A recent criminal case addressed, in part, an issue we saw in the case of Elonis v. United States. The Elonis case went to the U.S. Supreme Court which ultimately reversed the criminal conviction of a man based on statutory construction grounds that his Facebook postings did not offer the requisite mental intent to threaten the victim(s). The Supreme Court’s opinion did not address any First Amendment rights, however.
The case of Commonwealth v. Lambert, involved a Protection from Abuse Order entered against Lambert, the victim’s ex-boyfriend. Interestingly, and likely an insight into the voluminous use of social media by Lambert, was the specific PFA Order instruction that he shall refrain from posting “any remark(s) and/or images regarding Plaintiff, on any social network(s), including, but [not] limited to, Facebook, Myspace, Twitter, or any other electronic networks.” In other words, he was not permitted to post anything to social media pertaining to his ex-girlfriend. It should be noted that a Protection from Abuse Order restricts a perpetrator from having direct or indirect contact with a victim. If they do have contact, they could be subject to an Indirect Criminal Contempt. PFA Orders are civil restraining orders to protect a victim, but they have criminal repercussions: a violation – either verbally, in writing, or physically – will land someone in jail.
With that context in mind, we look at what Lambert did to violate the PFA Order. A day after the Order was entered, he posted a series of Facebook comments in which he does not name his ex-girlfriend, but that she was clearly the subject of the posts. As the Superior Court points out, Trial Courts need to consider the context of the violation and “temporal proximity” of the statements. Perhaps if Lambert had not made his posts a day after he was found to have abused his ex-girlfriend, the context and temporal proximity would have led the court to a different interpretation. The posts were not actually threatening or outwardly menacing (though the victim could certainly feel otherwise), but, as the Court considered, the posts were about the victim. They were discovered by the ex-girlfriend when she went to his Facebook page – she testified that she regularly checks the page for her own knowledge since he is such a voracious social media user that if he was angry or having mental health issues she would have notice of them before risking an interaction with him.
The victim let her local police know about the postings; they contacted the District Attorney’s office, who then initiated the contempt action. He was subsequently found guilty of contempt. That conviction led to the appeal by Lambert as to whether his indirect criminal contempt conviction was a violation of his First Amendment rights to free speech and whether the lack of wrongful intent (i.e. the posts were not threats) should have led to acquittal.
The main issue the Superior Court considered was the First Amendment claim. The Court’s opinion on that issue can be summarized with concept that the PFA Order is contact-based not content-based. In other words, the PFA does not restrict speech so much as it restricts who the speech is directed at. This is an important distinctions since restrictions on content must be strictly scrutinized. Here, however, the contact was – directly or indirectly – made to the victim through Lambert’s public (likely another factor) Facebook profile. By making statements about the victim on a public profile where she could reasonably be exposed to them, Lambert was, effectively, attempting to contact the victim.
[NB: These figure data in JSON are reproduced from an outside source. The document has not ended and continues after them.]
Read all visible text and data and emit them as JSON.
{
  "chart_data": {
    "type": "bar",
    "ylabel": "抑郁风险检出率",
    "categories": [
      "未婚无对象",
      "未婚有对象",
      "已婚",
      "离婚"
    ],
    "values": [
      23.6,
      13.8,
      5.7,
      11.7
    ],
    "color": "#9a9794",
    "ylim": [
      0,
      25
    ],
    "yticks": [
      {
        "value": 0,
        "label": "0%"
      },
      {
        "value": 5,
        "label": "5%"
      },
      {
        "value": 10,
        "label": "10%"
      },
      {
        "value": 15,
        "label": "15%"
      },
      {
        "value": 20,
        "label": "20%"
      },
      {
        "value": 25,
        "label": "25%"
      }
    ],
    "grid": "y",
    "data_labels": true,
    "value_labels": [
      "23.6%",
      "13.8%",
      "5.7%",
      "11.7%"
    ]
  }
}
As a consequence, his conviction was upheld. His mental intent argument – which successfully led to the overturning of the Elonis conviction – was unsuccessful, as well, since his mental intent to threaten was not at issue; merely the attempt to contact mattered – whether it was to threaten or say he was sorry is immaterial. It should also be noted that the standard of proof for Elonis was the criminal justice system’s “beyond a reasonable doubt,” whereas the standard for finding abuse occurred is the lower “preponderance of the evidence” standard, though an indirect criminal contempt carries the “beyond a reasonable doubt” standard.
The broader implication is that Facebook and social media can be and will be considered forms of communication with the victim of a PFA. Shouting into the void of social media is not without consequences and, as Lambert demonstrates, the intent is secondary to the act of communicating.